Yandaşlardan ortak manşet: Sizce bu bir tesadüf mü?

Reyhanlı’da gerçekleşen saldırının ardından yandaş basın ve “ana akım medya”nın hükümetin bir numaralı yalan üreticisi olduğu bir kez daha ortaya çıktı. Bugün bir emniyet raporu tüm gazetelerin “özel” haberi olunca ortaya tuhaf bir görüntü çıktı.
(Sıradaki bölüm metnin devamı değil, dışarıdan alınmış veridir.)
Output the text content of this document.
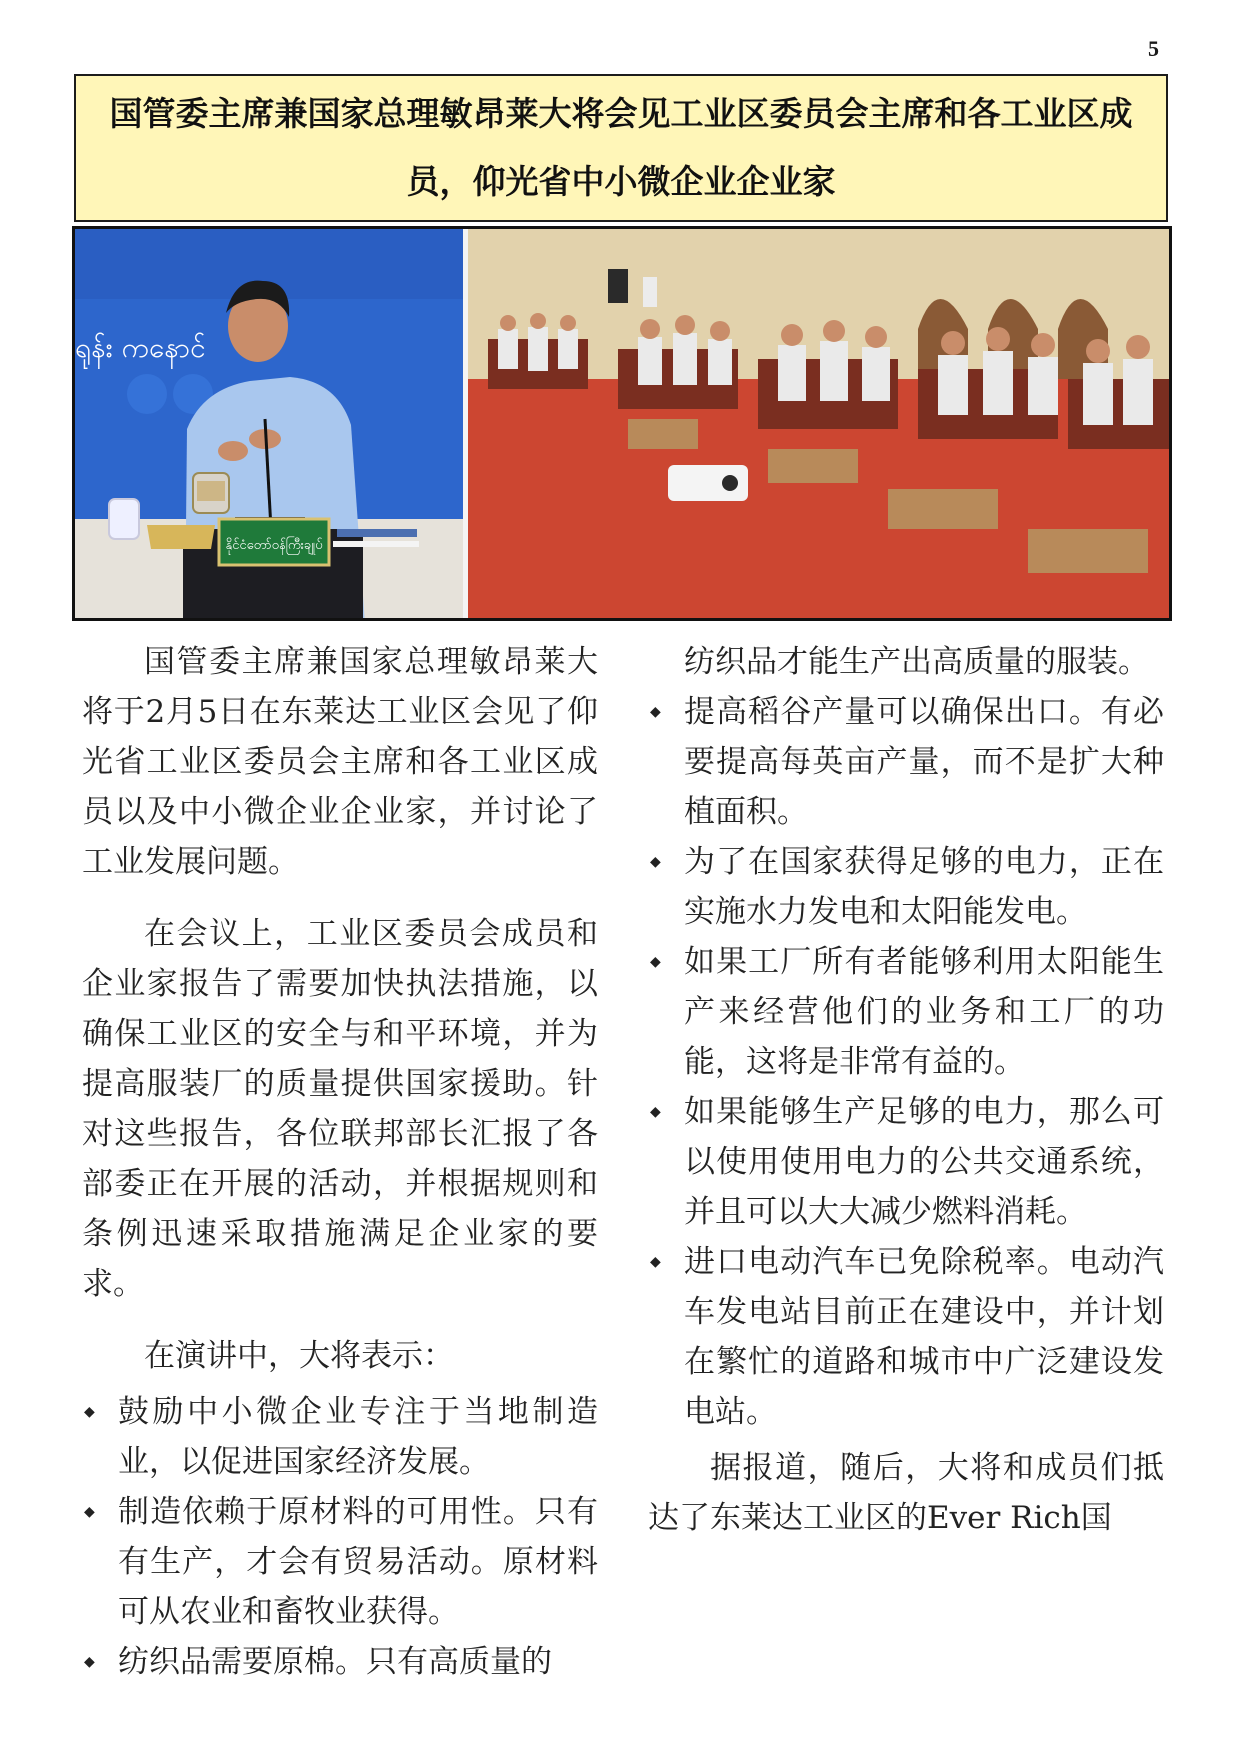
5
国管委主席兼国家总理敏昂莱大将会见工业区委员会主席和各工业区成员，仰光省中小微企业企业家
ရုန်း ကနောင်
နိုင်ငံတော်ဝန်ကြီးချုပ်

国管委主席兼国家总理敏昂莱大将于2月5日在东莱达工业区会见了仰光省工业区委员会主席和各工业区成员以及中小微企业企业家，并讨论了工业发展问题。

在会议上，工业区委员会成员和企业家报告了需要加快执法措施，以确保工业区的安全与和平环境，并为提高服装厂的质量提供国家援助。针对这些报告，各位联邦部长汇报了各部委正在开展的活动，并根据规则和条例迅速采取措施满足企业家的要求。

在演讲中，大将表示：

◆ 鼓励中小微企业专注于当地制造业，以促进国家经济发展。
◆ 制造依赖于原材料的可用性。只有有生产，才会有贸易活动。原材料可从农业和畜牧业获得。
◆ 纺织品需要原棉。只有高质量的

纺织品才能生产出高质量的服装。

◆ 提高稻谷产量可以确保出口。有必要提高每英亩产量，而不是扩大种植面积。
◆ 为了在国家获得足够的电力，正在实施水力发电和太阳能发电。
◆ 如果工厂所有者能够利用太阳能生产来经营他们的业务和工厂的功能，这将是非常有益的。
◆ 如果能够生产足够的电力，那么可以使用使用电力的公共交通系统，并且可以大大减少燃料消耗。
◆ 进口电动汽车已免除税率。电动汽车发电站目前正在建设中，并计划在繁忙的道路和城市中广泛建设发电站。

据报道，随后，大将和成员们抵达了东莱达工业区的Ever Rich国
Reyhanlı’da yaşanan katliamın ardından “Halkın doğru haber alma hakkı var mıdır?” sorusu yoğun biçimde gündeme geldi. Sosyal medya üzerinde yandaş medyaya ve hükümet açıklamalarından başka tek kelime yazmayan gazetelere ve televizyonlara büyük tepki oluştu.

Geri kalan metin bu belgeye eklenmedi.